What Is Agent-as-a-Service?
Agent-as-a-Service is not a new protocol and not a new kind of model — it is a way of packaging and selling autonomy. You do not assemble an agent from parts, and you do not call a single capability and judge the output yourself. You hand a complete agent a goal — "research this market and write the brief," "fix this failing test suite," "produce a fifteen-second product video" — and it takes responsibility for the whole job. Three properties define the layer:
- You dispatch a goal, not a prompt. The input is an objective with constraints, not a single instruction the way a model API expects one. The agent infers the steps you did not spell out.
- The agent owns planning and execution. It decomposes the goal, decides which tools and sub-steps to run, retries when something fails, and orchestrates the whole sequence. The caller does none of this.
- The process is opaque; the deliverable is the product. You see the finished result, not the internal trajectory. There is no obligation on the caller to understand — or even be shown — how it was produced.
The contrast with a model API is the cleanest way to fix the idea. A model API is synchronous and atomic: input in, output out, in seconds, with no claim that it solved your problem. An AaaS agent is asynchronous and accountable: it plans, works over minutes to hours, and claims responsibility for the outcome. The model API sold you raw generation; the AaaS agent sold you a finished thing.
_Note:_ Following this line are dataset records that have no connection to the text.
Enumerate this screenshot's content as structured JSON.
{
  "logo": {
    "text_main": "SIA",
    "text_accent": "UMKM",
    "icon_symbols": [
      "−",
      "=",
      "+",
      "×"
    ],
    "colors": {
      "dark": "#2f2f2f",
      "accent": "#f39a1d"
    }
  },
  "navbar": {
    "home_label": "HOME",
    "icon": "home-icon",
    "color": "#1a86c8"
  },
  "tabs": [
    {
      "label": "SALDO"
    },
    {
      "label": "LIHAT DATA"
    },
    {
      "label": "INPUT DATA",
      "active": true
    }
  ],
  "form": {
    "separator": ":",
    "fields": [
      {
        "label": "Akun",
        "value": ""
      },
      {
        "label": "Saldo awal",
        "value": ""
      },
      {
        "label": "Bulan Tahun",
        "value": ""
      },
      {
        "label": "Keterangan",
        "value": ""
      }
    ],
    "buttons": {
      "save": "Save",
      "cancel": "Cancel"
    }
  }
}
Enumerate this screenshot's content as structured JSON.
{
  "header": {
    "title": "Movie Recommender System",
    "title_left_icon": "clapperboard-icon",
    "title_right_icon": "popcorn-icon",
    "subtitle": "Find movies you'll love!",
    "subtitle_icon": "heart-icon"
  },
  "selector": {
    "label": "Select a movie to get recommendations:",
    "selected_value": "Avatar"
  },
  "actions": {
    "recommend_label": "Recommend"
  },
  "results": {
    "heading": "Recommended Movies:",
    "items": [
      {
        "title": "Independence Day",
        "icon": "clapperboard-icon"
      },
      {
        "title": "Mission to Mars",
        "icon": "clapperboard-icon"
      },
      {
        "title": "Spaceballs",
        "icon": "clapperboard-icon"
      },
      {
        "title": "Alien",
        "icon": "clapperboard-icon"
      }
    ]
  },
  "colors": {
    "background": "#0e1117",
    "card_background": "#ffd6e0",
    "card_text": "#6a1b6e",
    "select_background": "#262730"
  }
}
How Agent-as-a-Service Works
Behind every AaaS product is a task lifecycle that looks roughly the same regardless of vertical. Recognizing the lifecycle is the fastest way to spot the layer in the wild, because the shape of the API gives it away even when the marketing does not. It has four stages:
- Dispatch. The caller submits a goal and any context — a brief, a URL, a file, constraints on length or quality. This returns a task handle immediately; crucially, it does not return the answer, only a reference to work that has just started.
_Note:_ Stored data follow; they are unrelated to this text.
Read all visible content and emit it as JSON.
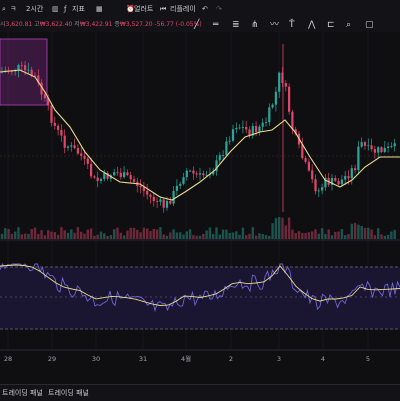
{
  "toolbar": {
    "ticker": "ㅋ",
    "timeframe": "2시간",
    "indicators_label": "지표",
    "alert_label": "얼러트",
    "replay_label": "리플레이",
    "undo_icon": "undo-icon"
  },
  "ohlc": {
    "open": "3,620.81",
    "high": "₩3,622.40",
    "low": "₩3,422.91",
    "close": "₩3,527.20",
    "change": "-56.77 (-0.05%)"
  },
  "drawing_tools": [
    "line-tool-icon",
    "horizontal-line-icon",
    "fib-icon",
    "pitchfork-icon",
    "brush-icon",
    "text-icon",
    "pattern-icon",
    "measure-icon",
    "zoom-icon",
    "more-icon"
  ],
  "x_axis_labels": [
    "28",
    "29",
    "30",
    "31",
    "4월",
    "2",
    "3",
    "4",
    "5"
  ],
  "bottom_bar": {
    "left_label": "트레이딩 패널",
    "right_label": "트레이딩 패널"
  },
  "colors": {
    "up": "#2aa79b",
    "down": "#e2466a",
    "ma": "#e8dc8e",
    "rsi": "#6e66d6",
    "rsi_ma": "#e8dc8e",
    "highlight": "#9a2fa1"
  }
}
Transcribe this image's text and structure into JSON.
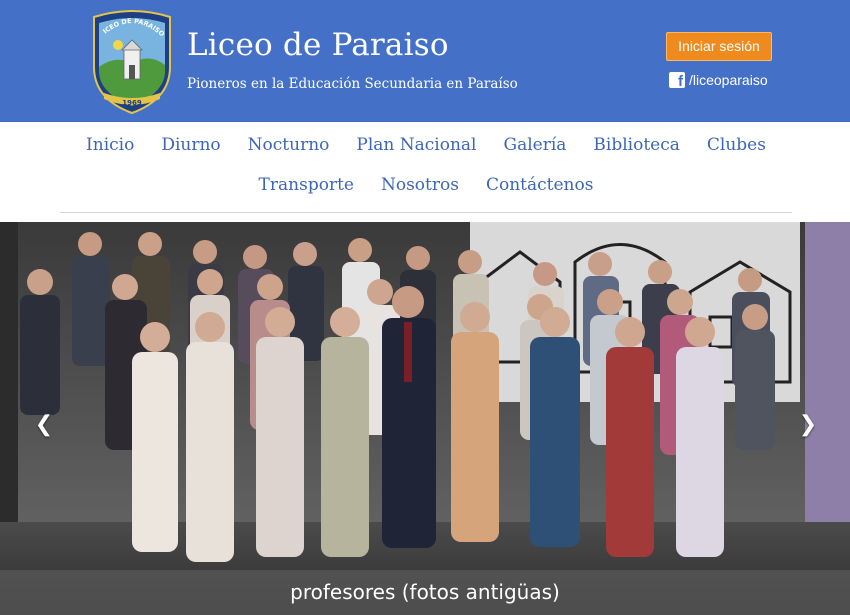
{
  "header": {
    "crest_text": "LICEO DE PARAISO",
    "crest_year": "1969",
    "title": "Liceo de Paraiso",
    "tagline": "Pioneros en la Educación Secundaria en Paraíso",
    "login_label": "Iniciar sesión",
    "facebook_label": "/liceoparaiso",
    "facebook_icon": "facebook-icon",
    "background_color": "#4471c7",
    "login_color": "#ef8a1e"
  },
  "nav": {
    "row1": [
      "Inicio",
      "Diurno",
      "Nocturno",
      "Plan Nacional",
      "Galería",
      "Biblioteca",
      "Clubes"
    ],
    "row2": [
      "Transporte",
      "Nosotros",
      "Contáctenos"
    ],
    "link_color": "#3d66b9"
  },
  "carousel": {
    "caption": "profesores (fotos antigüas)",
    "prev_label": "❮",
    "next_label": "❯"
  }
}
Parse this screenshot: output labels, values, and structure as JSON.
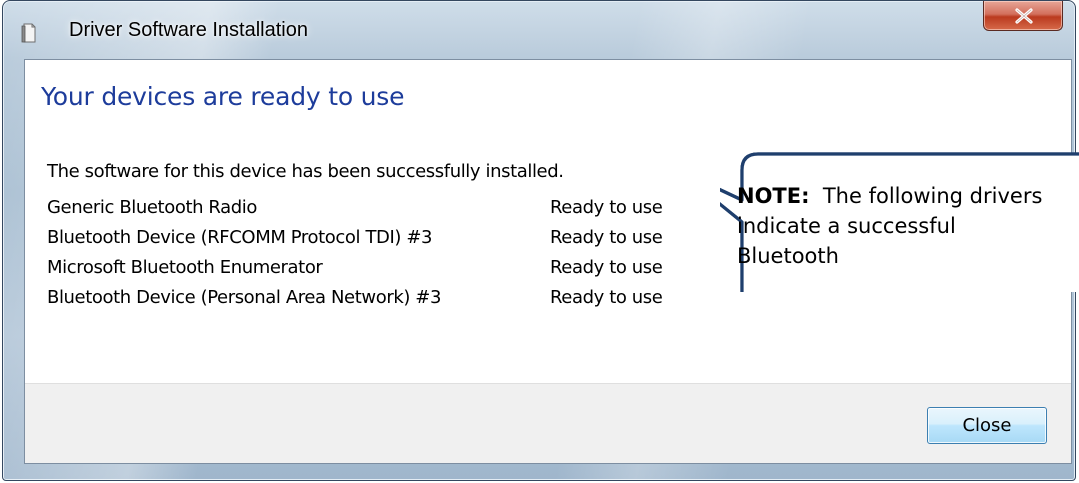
{
  "window": {
    "title": "Driver Software Installation",
    "close_glyph": "x"
  },
  "dialog": {
    "heading": "Your devices are ready to use",
    "message": "The software for this device has been successfully installed.",
    "devices": [
      {
        "name": "Generic Bluetooth Radio",
        "status": "Ready to use"
      },
      {
        "name": "Bluetooth Device (RFCOMM Protocol TDI) #3",
        "status": "Ready to use"
      },
      {
        "name": "Microsoft Bluetooth Enumerator",
        "status": "Ready to use"
      },
      {
        "name": "Bluetooth Device (Personal Area Network) #3",
        "status": "Ready to use"
      }
    ],
    "close_button": "Close"
  },
  "callout": {
    "label": "NOTE:",
    "text": "The following drivers indicate a successful Bluetooth"
  },
  "colors": {
    "heading": "#1d3c9b",
    "callout_border": "#1f3f6d",
    "close_button_border": "#3c7fb1"
  },
  "icons": {
    "app": "document-icon",
    "window_close": "close-icon"
  }
}
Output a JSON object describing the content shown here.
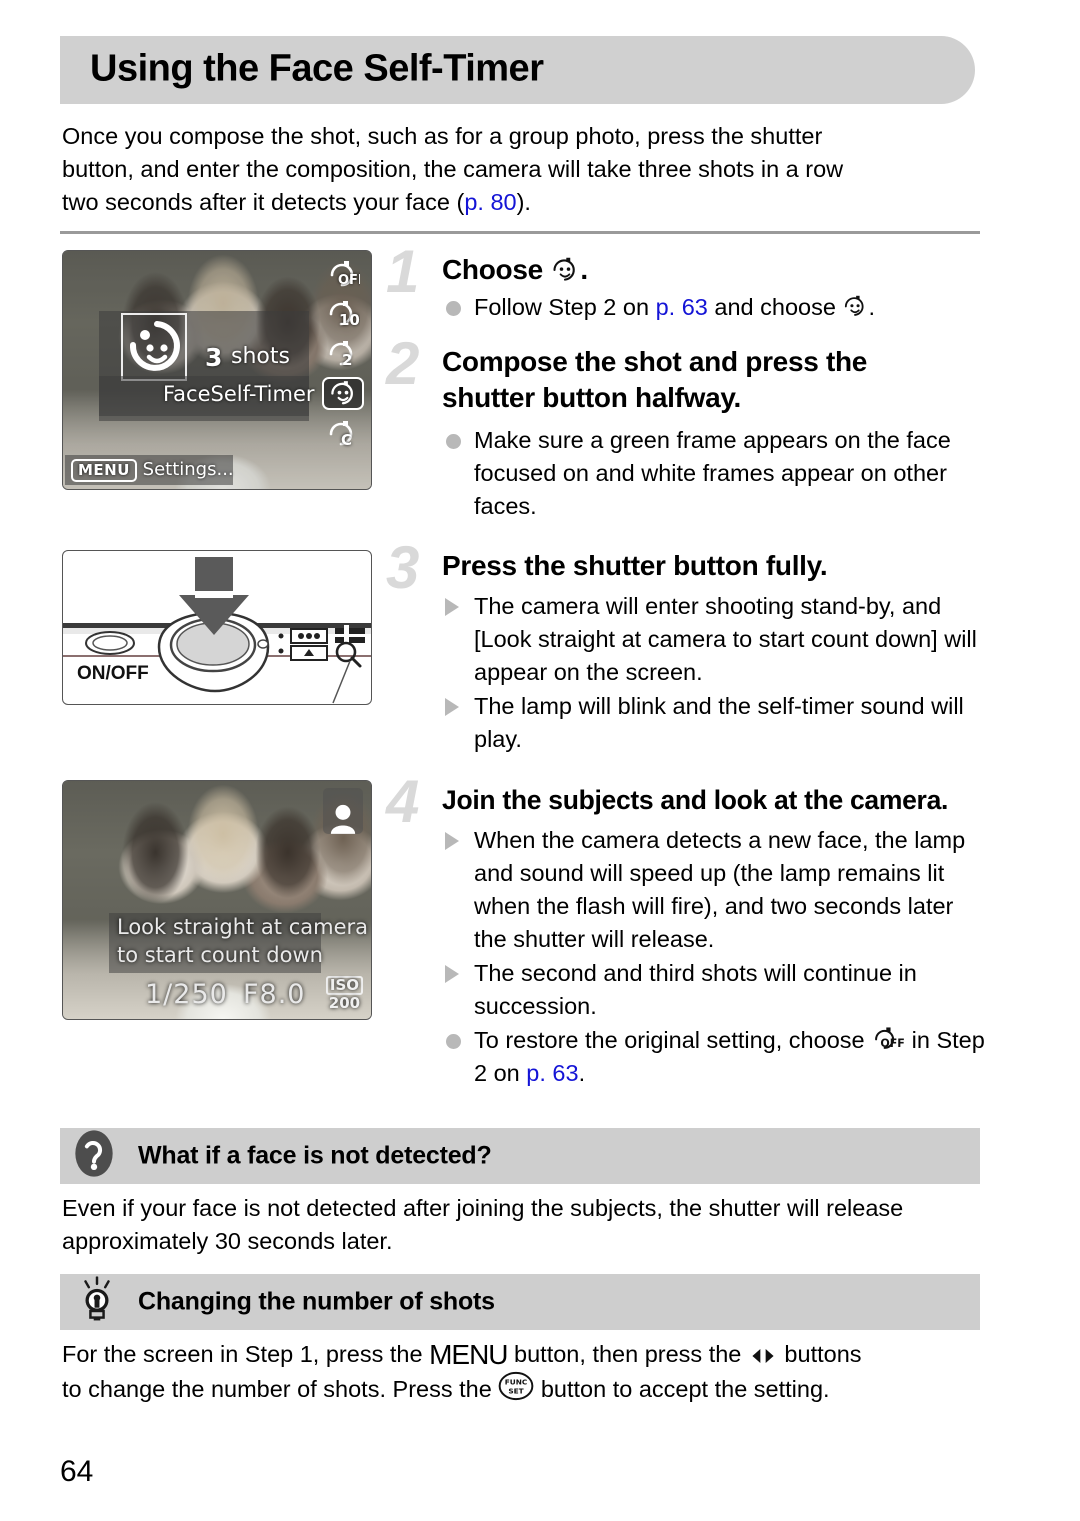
{
  "page": {
    "title": "Using the Face Self-Timer",
    "number": "64"
  },
  "intro": {
    "line1": "Once you compose the shot, such as for a group photo, press the shutter",
    "line2": "button, and enter the composition, the camera will take three shots in a row",
    "line3_pre": "two seconds after it detects your face (",
    "line3_ref": "p. 80",
    "line3_post": ")."
  },
  "figures": {
    "lcd_menu": {
      "name": "self-timer-menu-screen",
      "mode_label": "FaceSelf-Timer",
      "shots_count": "3",
      "shots_word": "shots",
      "menu_badge": "MENU",
      "menu_action": "Settings...",
      "timer_options": [
        {
          "id": "timer-off",
          "label": "OFF",
          "selected": false
        },
        {
          "id": "timer-10s",
          "label": "10",
          "selected": false
        },
        {
          "id": "timer-2s",
          "label": "2",
          "selected": false
        },
        {
          "id": "timer-face",
          "label": "",
          "selected": true
        },
        {
          "id": "timer-custom",
          "label": "C",
          "selected": false
        }
      ]
    },
    "camera_top": {
      "name": "camera-top-view",
      "onoff_label": "ON/OFF"
    },
    "lcd_shoot": {
      "name": "shooting-standby-screen",
      "osd_line1": "Look straight at camera",
      "osd_line2": "to start count down",
      "shutter_speed": "1/250",
      "aperture": "F8.0",
      "iso_word": "ISO",
      "iso_value": "200"
    }
  },
  "steps": [
    {
      "num": "1",
      "head_pre": "Choose ",
      "head_post": ".",
      "bullets": [
        {
          "marker": "dot",
          "pre": "Follow Step 2 on ",
          "ref": "p. 63",
          "mid": " and choose ",
          "post": "."
        }
      ]
    },
    {
      "num": "2",
      "head_line1": "Compose the shot and press the",
      "head_line2": "shutter button halfway.",
      "bullets": [
        {
          "marker": "dot",
          "text": "Make sure a green frame appears on the face focused on and white frames appear on other faces."
        }
      ]
    },
    {
      "num": "3",
      "head_line1": "Press the shutter button fully.",
      "bullets": [
        {
          "marker": "tri",
          "text": "The camera will enter shooting stand-by, and [Look straight at camera to start count down] will appear on the screen."
        },
        {
          "marker": "tri",
          "text": "The lamp will blink and the self-timer sound will play."
        }
      ]
    },
    {
      "num": "4",
      "head_line1": "Join the subjects and look at the camera.",
      "bullets": [
        {
          "marker": "tri",
          "text": "When the camera detects a new face, the lamp and sound will speed up (the lamp remains lit when the flash will fire), and two seconds later the shutter will release."
        },
        {
          "marker": "tri",
          "text": "The second and third shots will continue in succession."
        },
        {
          "marker": "dot",
          "pre": "To restore the original setting, choose ",
          "mid": " in Step 2 on ",
          "ref": "p. 63",
          "post": "."
        }
      ]
    }
  ],
  "callouts": [
    {
      "icon": "question-mark-icon",
      "title": "What if a face is not detected?",
      "body_line1": "Even if your face is not detected after joining the subjects, the shutter will release",
      "body_line2": "approximately 30 seconds later."
    },
    {
      "icon": "lightbulb-icon",
      "title": "Changing the number of shots",
      "body_pre": "For the screen in Step 1, press the ",
      "body_menu": "MENU",
      "body_mid1": " button, then press the ",
      "body_mid2": " buttons",
      "body_line2_pre": "to change the number of shots. Press the ",
      "body_line2_post": " button to accept the setting."
    }
  ],
  "colors": {
    "accent_link": "#1414d6",
    "bar_gray": "#cecece",
    "step_num_gray": "#d9d9d9"
  }
}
- Plan. The agent interprets the goal, decomposes it into steps, and decides the method. This is where autonomy lives: the same goal can produce different plans depending on what the agent finds, and the caller is not consulted.
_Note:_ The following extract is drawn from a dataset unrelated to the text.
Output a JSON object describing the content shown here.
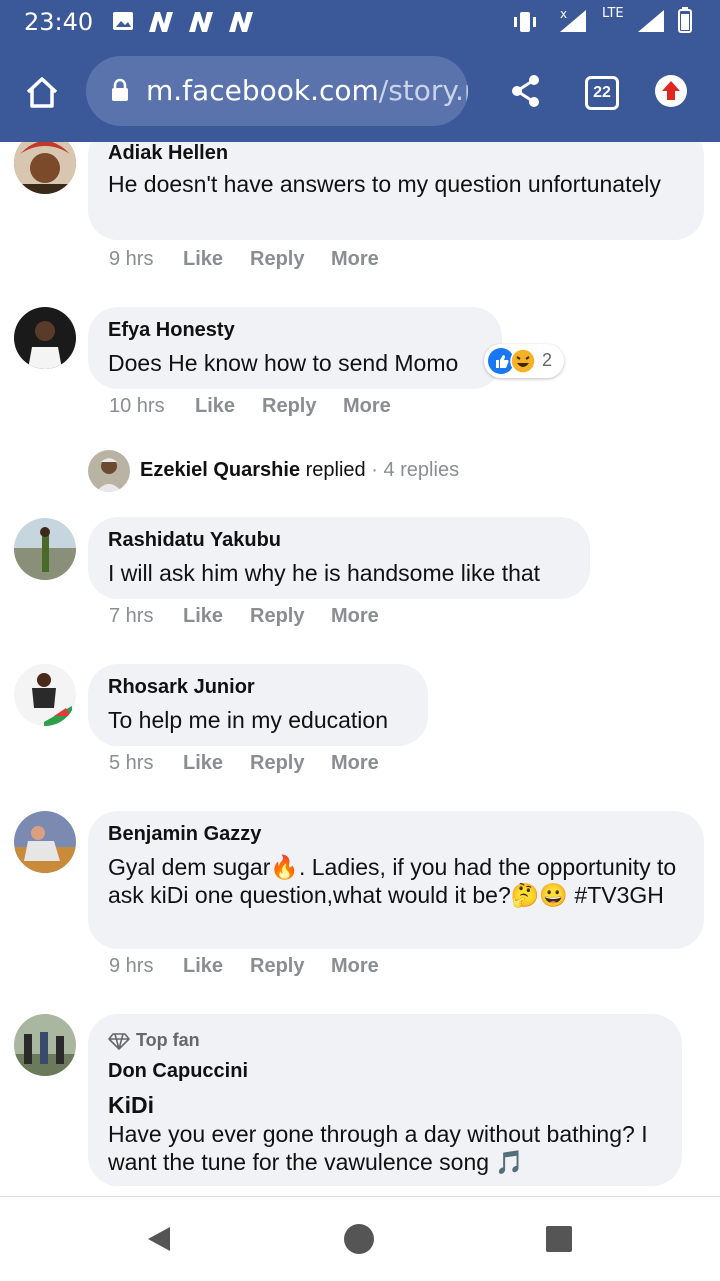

- Execute. The agent runs the plan — calling its own tools, querying data, generating intermediate artifacts, retrying failed steps, and orchestrating any sub-agents. This is where minutes-to-hours of work happen, entirely opaque from the outside.
- Deliver. The agent returns the finished deliverable, often via polling or a webhook, sometimes with files attached. The caller accepts or rejects the result.
Manus makes this concrete. Its public API surface is deliberately narrow and maps almost exactly onto the lifecycle above: task.create to dispatch, task.send_message to add context mid-run, task.poll to check status and retrieve output, plus files, webhooks, connectors to external systems, and an "agent profile" that acts as a speed/quality dial. There is no model library, no fine-tuning surface, no eval harness — none of the machinery you would expect if you were building an agent. You delegate to one. That narrowness is the tell: an AaaS API exposes task management, not capability access.
Because the work is long-running and asynchronous, AaaS feels different from an API call in practice: you fire a task and walk away, you poll or wait for a webhook, and you receive a deliverable later. The mental model is commissioning a contractor, not calling a function.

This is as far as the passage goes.